Even though Greensols will produce magnesite, it will need to be reprocessed to be used as a binder and that is where the TecEco Tec-Kiln technology that does not release CO2 shines. Greensols, The TecEco kiln and TecEco-cements are all part of a tececology alliance members call Gaia Engineering. A whole host of related technologies, working together in what we call a tececology that reverse the flow of carbon and wastes were required to work the ecological pump we need to reverse the damage we have done.
The Gaia Engineering embraces a number of new technical paradigms and processes working together to solve global warming and waste problems by changing the flows involved. Gaia Engineering will work because combined correctly these new processes will allow people to make money using them.
If adopted on a large scale the Gaia Engineering tececology would sequester significant amounts of atmospheric CO2 and convert significant wastes to resources. Gaia Engineering is an agglomeration of new technologies including TecEco’s kiln technology and cements, carbon dioxide scrubbing technology, a seawater separation technology from Greensols Pty. Ltd and heat transfer and desalination technologies that can produce fresh water, a number of industrial commodity products including gypsum, sodium bicarbonate and various other salts as well as building materials based on magnesium carbonates that also utilize wastes. Each of these outputs uniquely provides revenue to help make the overall process economic.
How the MgCO2 cycle in Gaia Engineering TecEcology is Geo-Photosynthetic(mimicking Photosynthesis)
In 1796, Jean Senebier, a French pastor, showed that CO2 was the "fixed" or "injured" air and that it was taken up by plants. Soon afterwards, Theodore de Saussure showed that the increase in mass of the plant as it grows could not be due only to uptake of CO2, but also to the incorporation of water.
It followed that the process of photosynthesis achieves the following:
CO2 + H2O + light energy ---> (CH2O)n + O2
Respiration on the other hand consumes organic molecules and oxygen to produce energy and CO2.

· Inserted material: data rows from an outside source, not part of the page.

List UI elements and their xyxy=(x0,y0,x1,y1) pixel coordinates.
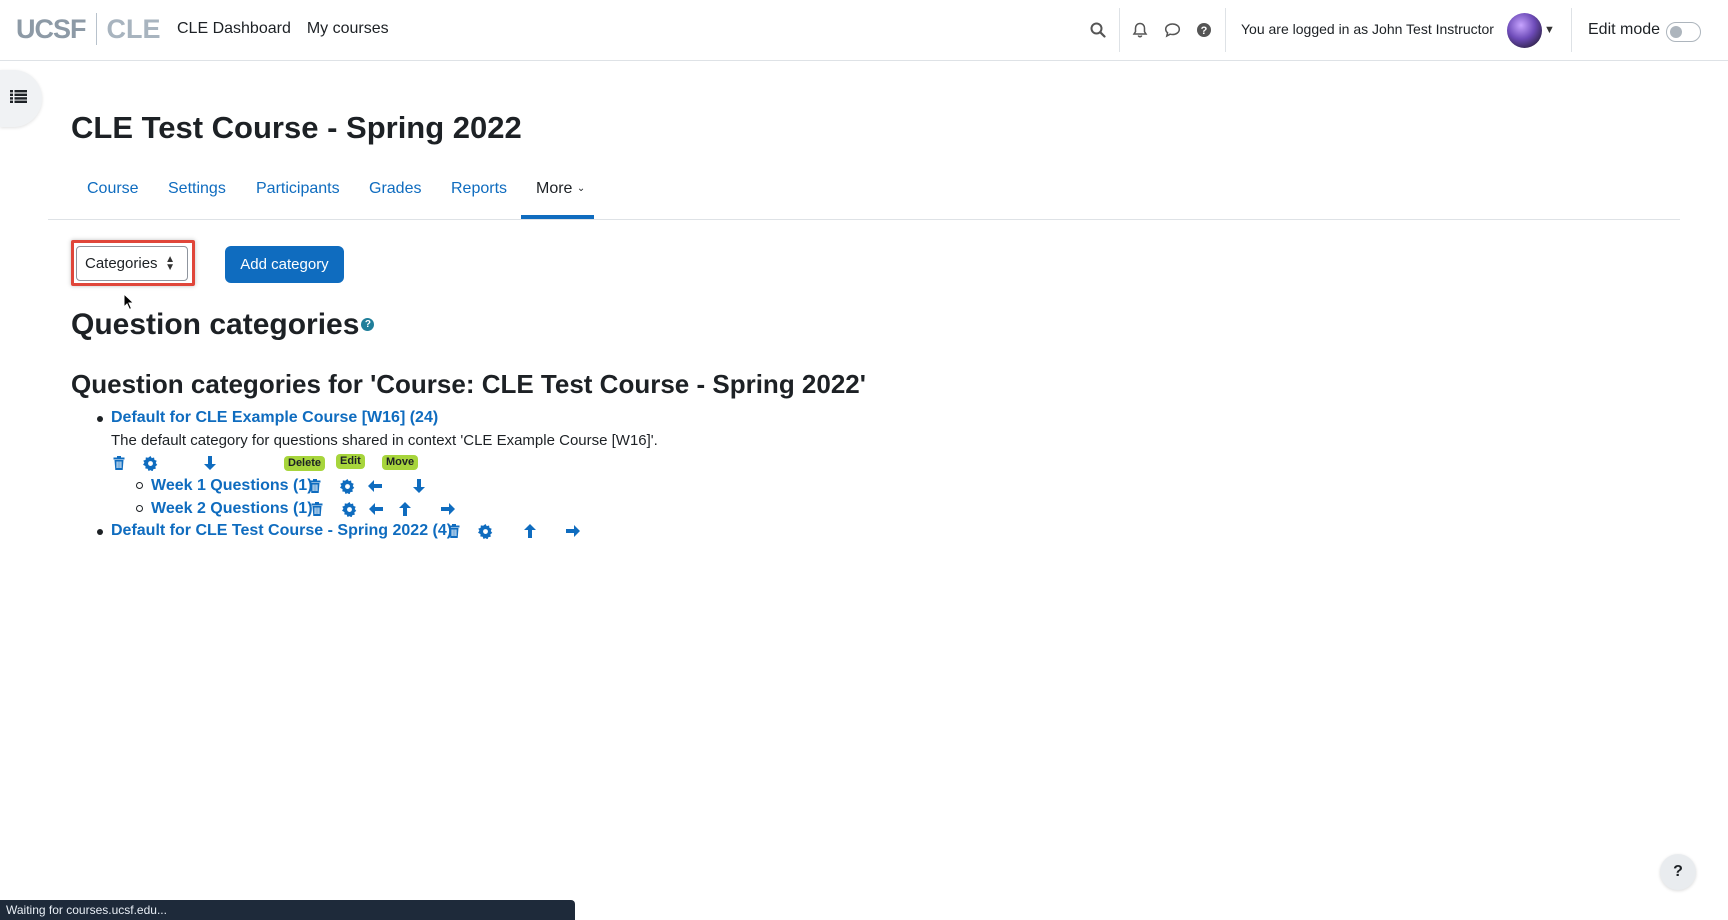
gear-icon[interactable] xyxy=(142,455,158,471)
logo-divider xyxy=(95,13,97,45)
arrow-left-icon[interactable] xyxy=(367,478,383,494)
list-bullet xyxy=(136,505,143,512)
question-bank-select[interactable]: Categories ▲ ▼ xyxy=(76,246,188,281)
context-heading: Question categories for 'Course: CLE Tes… xyxy=(71,369,866,399)
chevron-down-icon: ⌄ xyxy=(576,183,586,194)
messages-chat-icon[interactable] xyxy=(1161,19,1183,41)
trash-icon[interactable] xyxy=(446,523,462,539)
list-bullet xyxy=(136,482,143,489)
help-button[interactable]: ? xyxy=(1660,854,1696,890)
edit-mode-label: Edit mode xyxy=(1588,21,1661,38)
move-tag: Move xyxy=(382,455,419,470)
secondary-navigation: Course Settings Participants Grades Repo… xyxy=(48,170,1680,220)
help-question-icon[interactable]: ? xyxy=(361,317,375,331)
user-avatar[interactable] xyxy=(1507,13,1542,48)
toggle-knob xyxy=(1670,26,1682,38)
select-value: Categories xyxy=(85,255,158,272)
tab-participants[interactable]: Participants xyxy=(256,180,340,198)
navbar-divider xyxy=(1571,8,1572,52)
arrow-right-icon[interactable] xyxy=(440,501,456,517)
gear-icon[interactable] xyxy=(339,478,355,494)
navbar-divider xyxy=(1119,8,1120,52)
gear-icon[interactable] xyxy=(477,523,493,539)
category-week-2[interactable]: Week 2 Questions (1) xyxy=(151,500,313,518)
logged-in-user-text: You are logged in as John Test Instructo… xyxy=(1241,21,1494,37)
arrow-left-icon[interactable] xyxy=(368,501,384,517)
trash-icon[interactable] xyxy=(307,478,323,494)
tab-reports[interactable]: Reports xyxy=(451,180,507,198)
delete-tag: Delete xyxy=(284,456,326,471)
active-tab-indicator xyxy=(521,215,594,219)
tab-grades[interactable]: Grades xyxy=(369,180,421,198)
tab-more[interactable]: More ⌄ xyxy=(536,180,585,198)
trash-icon[interactable] xyxy=(309,501,325,517)
category-default-cle-test[interactable]: Default for CLE Test Course - Spring 202… xyxy=(111,522,452,540)
chevron-down-icon[interactable]: ▼ xyxy=(1544,24,1555,36)
page-title: CLE Test Course - Spring 2022 xyxy=(71,110,522,145)
tab-settings[interactable]: Settings xyxy=(168,180,226,198)
add-category-button[interactable]: Add category xyxy=(225,246,344,283)
top-navbar: UCSF CLE CLE Dashboard My courses ? You … xyxy=(0,0,1728,61)
tab-more-label: More xyxy=(536,180,573,197)
arrow-down-icon[interactable] xyxy=(202,455,218,471)
list-bullet xyxy=(97,529,103,535)
arrow-up-icon[interactable] xyxy=(522,523,538,539)
list-icon xyxy=(10,89,27,108)
nav-cle-dashboard[interactable]: CLE Dashboard xyxy=(177,20,291,38)
browser-status-bar: Waiting for courses.ucsf.edu... xyxy=(0,900,575,920)
site-logo[interactable]: UCSF CLE xyxy=(16,12,161,46)
arrow-right-icon[interactable] xyxy=(565,523,581,539)
logo-cle-text: CLE xyxy=(106,13,161,44)
primary-navigation: CLE Dashboard My courses xyxy=(177,20,389,38)
logo-ucsf-text: UCSF xyxy=(16,13,86,44)
navbar-divider xyxy=(1225,8,1226,52)
edit-mode-toggle[interactable] xyxy=(1666,22,1701,42)
nav-my-courses[interactable]: My courses xyxy=(307,20,389,38)
edit-tag: Edit xyxy=(336,454,365,469)
arrow-down-icon[interactable] xyxy=(411,478,427,494)
category-description: The default category for questions share… xyxy=(111,432,658,449)
question-categories-heading: Question categories? xyxy=(71,308,375,342)
search-icon[interactable] xyxy=(1087,19,1109,41)
trash-icon[interactable] xyxy=(111,455,127,471)
course-index-drawer-toggle[interactable] xyxy=(0,70,42,127)
gear-icon[interactable] xyxy=(341,501,357,517)
heading-text: Question categories xyxy=(71,308,360,341)
arrow-up-icon[interactable] xyxy=(397,501,413,517)
svg-text:?: ? xyxy=(1201,25,1208,37)
category-week-1[interactable]: Week 1 Questions (1) xyxy=(151,477,313,495)
select-sort-icon: ▲ ▼ xyxy=(165,254,175,273)
tab-course[interactable]: Course xyxy=(87,180,139,198)
category-default-cle-example[interactable]: Default for CLE Example Course [W16] (24… xyxy=(111,409,438,427)
help-question-icon[interactable]: ? xyxy=(1193,19,1215,41)
list-bullet xyxy=(97,416,103,422)
notification-bell-icon[interactable] xyxy=(1129,19,1151,41)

Before the industrial revolution the processes of photosynthesis and respiration were essentially balanced. We burn fossil fuels for energy in a manner similar to respiration but we provide no process to remove the damaging amounts of CO2 that we introduce into the air. The Gaia Engineering tececology was designed for this purpose and could therefore be likened to an ecological pump with many features analogous with photosynthesis.
The diagram below summarises photosynthesis in terms of inputs and outputs. The explanation of the complex reactions that take place is for the purpose of comparison simplistic.
Magnesium ions are important in the chlorophyll molecule as their strong charge holds an electron cloud around a porphyrin ring that supplies electrons to the process. PSII as it is referred to is a photosynthetic process that splits water thereby supplying hydrogen ions and electrons to this cloud. These electrons pass through the process powering the Calvin cycle via NADP<=> NADPH in the PS1 process. The hydrogen ions are incorporated in glucose via the (ADP<=>ATP) cycle.
The MgCO2 and hydroxide/carbonate slurry process cycles in Gaia Engineering tececology depicted above similarly use magnesium compounds to fix CO2 as carbonates.
Both the Gaia Engineering and photosynthesis processes are powered by light and hence photosynthetic. Common to both are energy transfer mechanisms. In photosynthesis electrons move around the process whereas in the MgCO2 and hydroxide/carbonate slurry process cycles it is intended to use heat transfer technologies such as Newcomen engines.